As covered elsewhere on our blog , Hattie’s approach in his groundbreaking book, “Visible learning for teachers: maximising impact on teaching”, is to compare the impact of different teaching interventions using a single ‘barometer of effect sizes’. Effect sizes above d=0.40 are considered to be within the ‘zone of desired effects’. In other words, anything above d=0.40 is really worth our time – it can significantly improve student achievement.

effect size scale

Skimming over the 5 meta-analyses of homework that Hattie includes, one might be forgiven for thinking that the impact of homework is not strong. The mean standard effect size of homework is only d=0.29, not really anything to write home about. But dig a bit deeper, (as summarised in a great post from the fantastic blog by headguruteacher Tom Sherrington, called Homework -what does the Hattie research actually say? ) and you discover this important distinction:

Effect size for primary schools: d = 0.15

Effect size for secondary schools: d= 0.64.

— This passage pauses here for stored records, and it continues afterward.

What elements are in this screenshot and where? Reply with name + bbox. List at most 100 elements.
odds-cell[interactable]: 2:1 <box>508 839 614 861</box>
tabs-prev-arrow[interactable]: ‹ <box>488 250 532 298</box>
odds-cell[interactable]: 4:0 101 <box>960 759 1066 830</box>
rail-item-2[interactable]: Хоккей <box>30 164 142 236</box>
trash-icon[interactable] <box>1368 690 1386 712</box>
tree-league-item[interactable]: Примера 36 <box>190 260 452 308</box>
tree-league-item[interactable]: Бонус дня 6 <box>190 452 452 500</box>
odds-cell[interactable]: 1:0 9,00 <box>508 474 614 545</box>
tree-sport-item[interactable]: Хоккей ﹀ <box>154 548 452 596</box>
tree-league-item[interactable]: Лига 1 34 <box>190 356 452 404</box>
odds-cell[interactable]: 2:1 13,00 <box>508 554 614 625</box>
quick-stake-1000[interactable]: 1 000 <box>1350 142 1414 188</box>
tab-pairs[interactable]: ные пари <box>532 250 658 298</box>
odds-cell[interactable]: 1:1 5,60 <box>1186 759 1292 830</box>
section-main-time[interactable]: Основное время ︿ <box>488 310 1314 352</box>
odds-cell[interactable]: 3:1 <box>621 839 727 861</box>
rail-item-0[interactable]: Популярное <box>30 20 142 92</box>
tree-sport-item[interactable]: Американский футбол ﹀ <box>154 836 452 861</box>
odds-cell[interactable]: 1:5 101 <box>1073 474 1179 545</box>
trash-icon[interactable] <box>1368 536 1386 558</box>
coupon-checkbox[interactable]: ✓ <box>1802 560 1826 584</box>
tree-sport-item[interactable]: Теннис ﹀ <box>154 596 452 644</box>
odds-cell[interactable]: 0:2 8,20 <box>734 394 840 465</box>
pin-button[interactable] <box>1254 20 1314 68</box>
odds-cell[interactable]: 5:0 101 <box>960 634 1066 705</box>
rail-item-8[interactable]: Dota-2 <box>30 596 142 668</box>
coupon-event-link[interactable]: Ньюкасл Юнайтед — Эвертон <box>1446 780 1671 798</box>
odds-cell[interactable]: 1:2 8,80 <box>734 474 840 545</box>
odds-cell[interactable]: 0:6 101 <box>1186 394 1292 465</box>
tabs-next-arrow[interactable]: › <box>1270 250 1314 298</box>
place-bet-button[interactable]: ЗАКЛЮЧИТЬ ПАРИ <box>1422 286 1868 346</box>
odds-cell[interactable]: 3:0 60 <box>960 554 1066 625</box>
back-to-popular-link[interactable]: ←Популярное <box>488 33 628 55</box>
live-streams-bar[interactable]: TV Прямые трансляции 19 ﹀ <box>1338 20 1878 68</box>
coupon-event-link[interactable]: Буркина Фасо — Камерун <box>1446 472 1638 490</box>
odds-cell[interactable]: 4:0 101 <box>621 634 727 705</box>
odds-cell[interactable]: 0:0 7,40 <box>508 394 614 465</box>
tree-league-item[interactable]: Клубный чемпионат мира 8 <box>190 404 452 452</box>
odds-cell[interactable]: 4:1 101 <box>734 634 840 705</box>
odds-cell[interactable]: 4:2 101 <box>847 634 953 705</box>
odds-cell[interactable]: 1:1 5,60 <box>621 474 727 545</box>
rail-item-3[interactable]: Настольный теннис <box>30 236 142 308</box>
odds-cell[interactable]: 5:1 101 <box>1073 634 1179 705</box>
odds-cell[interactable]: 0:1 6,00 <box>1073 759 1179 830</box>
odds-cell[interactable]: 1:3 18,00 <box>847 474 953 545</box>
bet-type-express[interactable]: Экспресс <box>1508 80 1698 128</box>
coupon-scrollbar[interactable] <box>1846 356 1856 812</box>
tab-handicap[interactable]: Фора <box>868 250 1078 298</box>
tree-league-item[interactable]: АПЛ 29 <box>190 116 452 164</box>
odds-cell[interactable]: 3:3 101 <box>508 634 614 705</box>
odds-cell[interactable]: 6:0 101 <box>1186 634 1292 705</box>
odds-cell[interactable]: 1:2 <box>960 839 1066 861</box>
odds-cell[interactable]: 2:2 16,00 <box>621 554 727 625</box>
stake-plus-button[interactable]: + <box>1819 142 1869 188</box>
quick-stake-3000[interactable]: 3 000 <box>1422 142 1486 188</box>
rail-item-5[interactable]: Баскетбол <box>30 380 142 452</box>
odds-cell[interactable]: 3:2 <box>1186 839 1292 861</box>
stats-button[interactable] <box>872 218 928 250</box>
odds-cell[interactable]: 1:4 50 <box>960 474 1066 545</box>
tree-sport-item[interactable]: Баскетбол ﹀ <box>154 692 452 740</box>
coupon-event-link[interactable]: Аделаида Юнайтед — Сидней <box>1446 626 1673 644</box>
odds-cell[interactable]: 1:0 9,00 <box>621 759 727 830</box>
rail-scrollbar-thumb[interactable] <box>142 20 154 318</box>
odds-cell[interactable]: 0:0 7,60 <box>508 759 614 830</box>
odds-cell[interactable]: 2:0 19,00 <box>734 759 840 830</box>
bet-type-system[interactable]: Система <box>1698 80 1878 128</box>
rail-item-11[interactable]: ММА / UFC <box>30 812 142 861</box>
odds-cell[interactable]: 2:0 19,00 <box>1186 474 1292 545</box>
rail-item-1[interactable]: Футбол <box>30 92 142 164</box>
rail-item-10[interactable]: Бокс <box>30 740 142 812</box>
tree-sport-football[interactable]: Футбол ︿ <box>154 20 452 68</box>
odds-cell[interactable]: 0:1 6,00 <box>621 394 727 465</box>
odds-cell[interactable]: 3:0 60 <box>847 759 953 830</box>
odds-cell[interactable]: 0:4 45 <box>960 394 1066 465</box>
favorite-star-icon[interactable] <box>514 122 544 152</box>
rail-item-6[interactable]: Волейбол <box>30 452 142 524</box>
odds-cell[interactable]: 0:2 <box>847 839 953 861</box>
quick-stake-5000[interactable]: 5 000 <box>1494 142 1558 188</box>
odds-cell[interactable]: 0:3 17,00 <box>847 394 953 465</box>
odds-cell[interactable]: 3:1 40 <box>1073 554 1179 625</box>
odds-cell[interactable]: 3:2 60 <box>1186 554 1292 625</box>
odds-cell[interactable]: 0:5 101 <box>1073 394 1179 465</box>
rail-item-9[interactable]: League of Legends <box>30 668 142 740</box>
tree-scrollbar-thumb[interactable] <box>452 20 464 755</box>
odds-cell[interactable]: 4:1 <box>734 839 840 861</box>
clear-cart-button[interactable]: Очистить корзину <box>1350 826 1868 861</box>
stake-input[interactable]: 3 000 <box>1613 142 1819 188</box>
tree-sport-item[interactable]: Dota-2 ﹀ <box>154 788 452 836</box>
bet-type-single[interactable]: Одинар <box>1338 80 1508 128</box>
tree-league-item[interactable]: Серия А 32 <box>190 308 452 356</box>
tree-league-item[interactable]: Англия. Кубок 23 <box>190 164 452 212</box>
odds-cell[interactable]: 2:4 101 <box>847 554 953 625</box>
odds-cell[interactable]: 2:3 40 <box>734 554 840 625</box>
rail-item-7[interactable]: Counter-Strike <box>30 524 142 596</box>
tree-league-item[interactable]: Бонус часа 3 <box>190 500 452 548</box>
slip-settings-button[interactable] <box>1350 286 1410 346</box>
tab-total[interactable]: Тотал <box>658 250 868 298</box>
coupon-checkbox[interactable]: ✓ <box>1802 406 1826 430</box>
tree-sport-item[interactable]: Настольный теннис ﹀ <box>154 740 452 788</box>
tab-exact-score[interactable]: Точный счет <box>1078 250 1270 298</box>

Hoorah! An effect size of d= 0.64 is the equivalent of approximately a years learning, but why is there such a difference between age-groups?

Hattie’s analyses of this difference are thorough. He considers both the variations in measurements amongst the studies and the ability (or otherwise) of younger students to complete homework tasks unaided.  But what does this all add up to for the classroom teacher? Further interpretations of these analyses (see the Headteacherguru link above) summarise the findings:

  • Younger students may not yet have developed the correct study skills needed to organise their homework efforts.
  • As a rule, the impact of homework is greater if the task is concise, meaningful and tightly linked to current classroom learning.
  • Only as students get older, are they more able to complete open-ended activities.

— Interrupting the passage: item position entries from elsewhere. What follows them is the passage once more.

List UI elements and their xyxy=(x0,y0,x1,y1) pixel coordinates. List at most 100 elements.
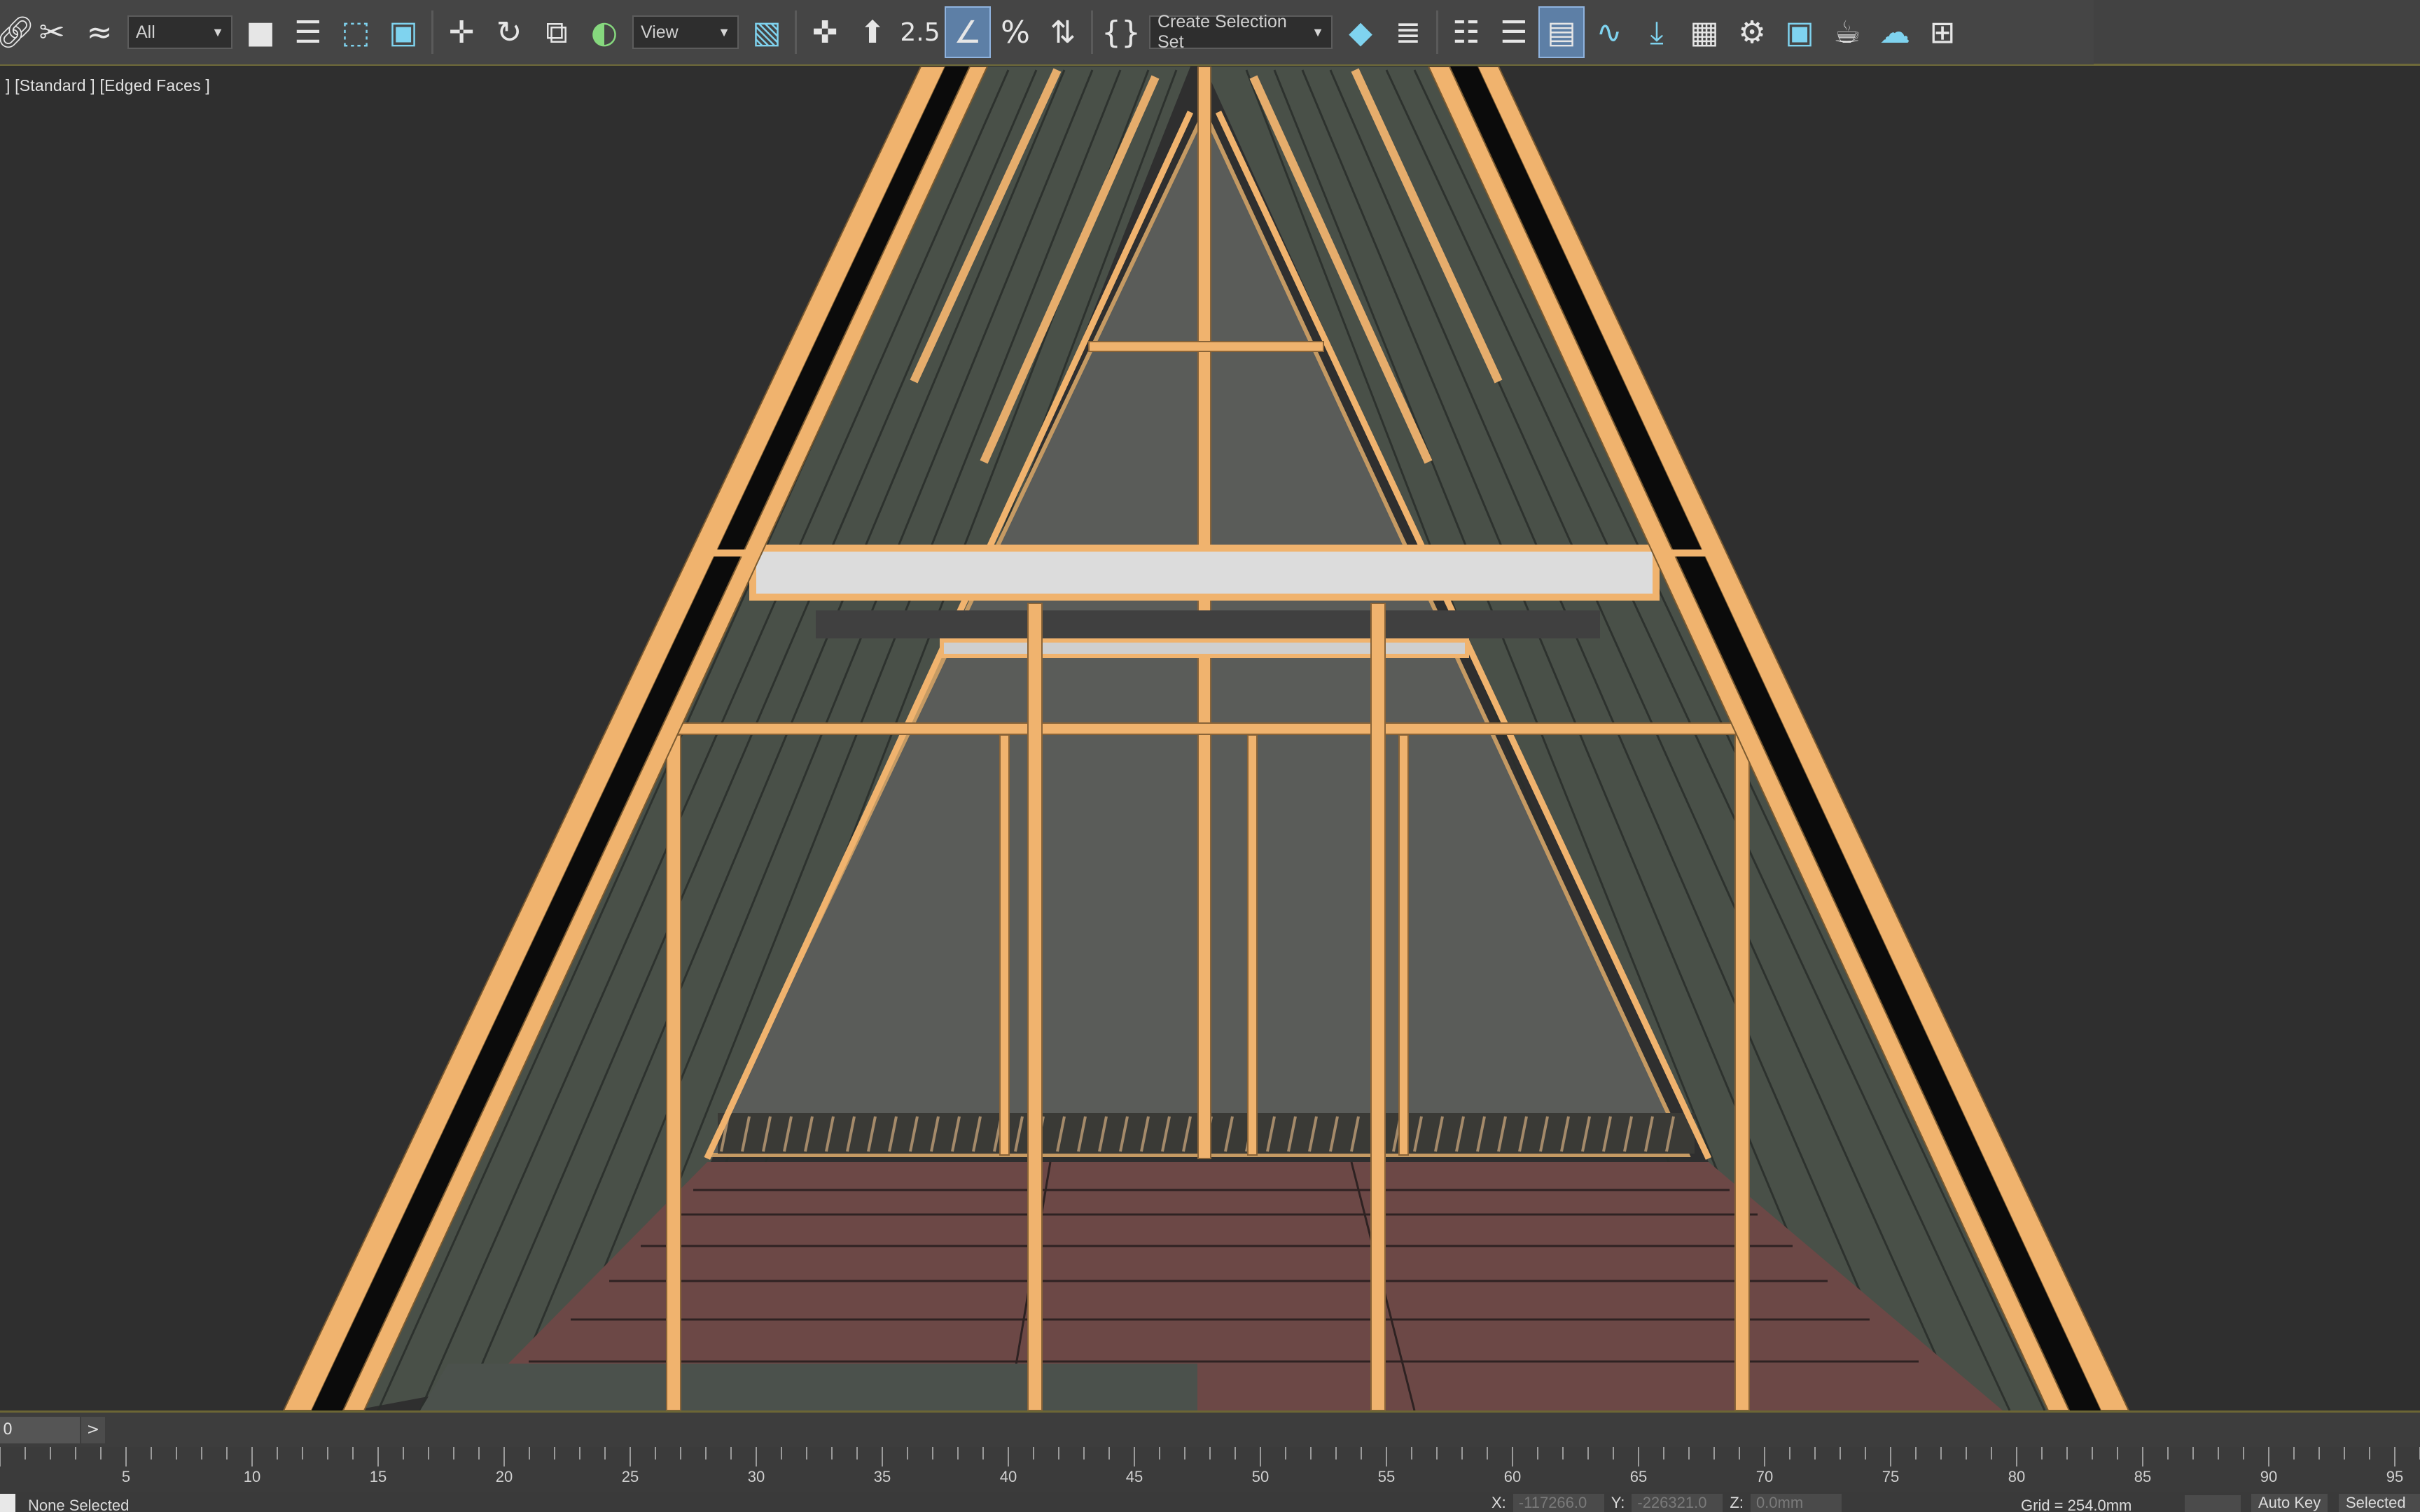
ruler-tick-label: 95 xyxy=(2386,1468,2403,1485)
scale-icon[interactable]: ⧉ xyxy=(535,8,578,57)
ruler-tick-label: 20 xyxy=(496,1468,513,1485)
y-coord-label: Y: xyxy=(1611,1494,1625,1511)
z-coord-label: Z: xyxy=(1730,1494,1744,1511)
window-mullion xyxy=(1398,734,1409,1156)
transform-type-in: X: -117266.0 Y: -226321.0 Z: 0.0mm xyxy=(1491,1494,1842,1512)
ruler-tick-label: 10 xyxy=(244,1468,260,1485)
ruler-tick-label: 50 xyxy=(1252,1468,1269,1485)
time-slider-next-button[interactable]: > xyxy=(81,1417,105,1443)
ruler-tick-label: 30 xyxy=(748,1468,765,1485)
grid-size: Grid = 254.0mm xyxy=(2021,1497,2132,1512)
loft-rear-beam xyxy=(940,638,1469,658)
render-icon[interactable]: ☕ xyxy=(1826,8,1869,57)
upper-collar-tie xyxy=(1088,341,1324,352)
link-icon[interactable]: 🔗︎ xyxy=(0,8,35,57)
chevron-down-icon: ▼ xyxy=(211,24,224,39)
edit-named-sel-icon[interactable]: {} xyxy=(1099,8,1143,57)
track-bar-ruler: 5 10 15 20 25 30 35 40 45 50 55 60 65 70 75 80 85 90 95 xyxy=(0,1447,2420,1485)
named-selection-set-value: Create Selection Set xyxy=(1157,12,1287,52)
ruler-tick-label: 25 xyxy=(622,1468,639,1485)
ruler-tick-label: 55 xyxy=(1378,1468,1395,1485)
ruler-tick-label: 60 xyxy=(1504,1468,1521,1485)
z-coord-field[interactable]: 0.0mm xyxy=(1750,1494,1842,1512)
ruler-tick-label: 85 xyxy=(2134,1468,2151,1485)
main-cross-beam xyxy=(668,722,1748,735)
reference-coordinate-dropdown[interactable]: View ▼ xyxy=(632,15,739,49)
ribbon-icon[interactable]: ▤ xyxy=(1538,6,1585,58)
status-color-swatch xyxy=(0,1494,15,1512)
main-toolbar-strip: 🔗︎ ✂ ≈ All ▼ ■ ☰ ⬚ ▣ ✛ ↻ ⧉ ◐ View ▼ ▧ ✜ … xyxy=(0,0,2094,64)
rotate-icon[interactable]: ↻ xyxy=(487,8,531,57)
rect-selection-icon[interactable]: ⬚ xyxy=(334,8,377,57)
angle-snap-icon[interactable]: ∠ xyxy=(945,6,991,58)
perspective-viewport[interactable]: ] [Standard ] [Edged Faces ] xyxy=(0,66,2420,1410)
floor-rug xyxy=(420,1364,1197,1410)
snap-mode-label: 2.5 xyxy=(900,18,940,47)
y-coord-field[interactable]: -226321.0 xyxy=(1632,1494,1723,1512)
toolbar-separator xyxy=(1091,10,1093,54)
chevron-down-icon: ▼ xyxy=(1312,24,1324,39)
selection-filter-value: All xyxy=(136,22,155,42)
status-bar: None Selected X: -117266.0 Y: -226321.0 … xyxy=(0,1492,2420,1512)
render-cloud-icon[interactable]: ☁ xyxy=(1873,8,1917,57)
track-bar[interactable]: 5 10 15 20 25 30 35 40 45 50 55 60 65 70 75 80 85 90 95 xyxy=(0,1447,2420,1492)
ruler-tick-label: 40 xyxy=(1000,1468,1017,1485)
x-coord-field[interactable]: -117266.0 xyxy=(1512,1494,1604,1512)
ruler-tick-label: 5 xyxy=(122,1468,130,1485)
app-window: 🔗︎ ✂ ≈ All ▼ ■ ☰ ⬚ ▣ ✛ ↻ ⧉ ◐ View ▼ ▧ ✜ … xyxy=(0,0,2420,1512)
set-key-button[interactable] xyxy=(2185,1495,2241,1512)
reference-coordinate-value: View xyxy=(641,22,679,42)
bind-space-warp-icon[interactable]: ≈ xyxy=(78,8,121,57)
viewport-layout-icon[interactable]: ⊞ xyxy=(1921,8,1964,57)
selection-filter-dropdown[interactable]: All ▼ xyxy=(127,15,232,49)
scene-render xyxy=(0,66,2420,1410)
move-icon[interactable]: ✛ xyxy=(440,8,483,57)
snaps-toggle-icon[interactable]: 2.5 xyxy=(898,8,942,57)
percent-snap-icon[interactable]: % xyxy=(994,8,1037,57)
manipulate-icon[interactable]: ✜ xyxy=(803,8,847,57)
spinner-snap-icon[interactable]: ⇅ xyxy=(1041,8,1085,57)
select-by-name-icon[interactable]: ☰ xyxy=(286,8,330,57)
schematic-view-icon[interactable]: ⤓ xyxy=(1635,8,1678,57)
ruler-tick-label: 45 xyxy=(1126,1468,1143,1485)
post-left-inner xyxy=(1027,603,1043,1410)
ruler-tick-label: 90 xyxy=(2260,1468,2277,1485)
rendered-frame-icon[interactable]: ▣ xyxy=(1778,8,1821,57)
toolbar-separator xyxy=(1436,10,1438,54)
mirror-icon[interactable]: ◆ xyxy=(1339,8,1382,57)
select-object-icon[interactable]: ■ xyxy=(239,8,282,57)
window-mullion xyxy=(1247,734,1258,1156)
time-slider[interactable]: 0 > xyxy=(0,1410,2420,1447)
ruler-tick-label: 65 xyxy=(1630,1468,1647,1485)
viewport-label[interactable]: ] [Standard ] [Edged Faces ] xyxy=(6,76,210,95)
x-coord-label: X: xyxy=(1491,1494,1506,1511)
curve-editor-icon[interactable]: ∿ xyxy=(1587,8,1631,57)
ruler-tick-label: 75 xyxy=(1882,1468,1899,1485)
material-editor-icon[interactable]: ▦ xyxy=(1683,8,1726,57)
post-right-outer xyxy=(1734,734,1750,1410)
post-right-inner xyxy=(1370,603,1386,1410)
time-slider-frame[interactable]: 0 xyxy=(0,1417,80,1443)
loft-floor-beam xyxy=(749,545,1660,601)
window-crossing-icon[interactable]: ▣ xyxy=(382,8,425,57)
ruler-tick-label: 80 xyxy=(2008,1468,2025,1485)
toolbar-separator xyxy=(431,10,433,54)
loft-underside xyxy=(816,610,1600,638)
align-icon[interactable]: ≣ xyxy=(1386,8,1430,57)
chevron-down-icon: ▼ xyxy=(718,24,730,39)
keyboard-shortcut-icon[interactable]: ⬆ xyxy=(851,8,894,57)
layer-explorer-icon[interactable]: ☰ xyxy=(1492,8,1536,57)
ruler-tick-label: 35 xyxy=(874,1468,891,1485)
place-icon[interactable]: ◐ xyxy=(583,8,626,57)
auto-key-button[interactable]: Auto Key xyxy=(2251,1494,2328,1512)
named-selection-set-dropdown[interactable]: Create Selection Set ▼ xyxy=(1149,12,1333,52)
ruler-tick-label: 15 xyxy=(370,1468,387,1485)
window-mullion xyxy=(999,734,1010,1156)
key-filter-dropdown[interactable]: Selected xyxy=(2339,1494,2420,1512)
selection-status: None Selected xyxy=(28,1497,130,1512)
scene-explorer-icon[interactable]: ☷ xyxy=(1445,8,1488,57)
render-setup-icon[interactable]: ⚙ xyxy=(1730,8,1774,57)
post-left-outer xyxy=(666,734,681,1410)
unlink-icon[interactable]: ✂ xyxy=(30,8,74,57)
pivot-icon[interactable]: ▧ xyxy=(745,8,788,57)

Perhaps then, news stories headlined French parents to boycott homework are not as alarming to advocates of homework in the as we once thought. After all, this article simply restates what Hattie’s research so eloquently demonstrate  s- the effect sizes of homework are smaller in primary schools. But we should realise that we need to correctly set up and manage the transition from primary school, in terms of our homelearning expectations. Year 7 students are often our most enthusiastic students, but we need to support their efforts and design tasks carefully.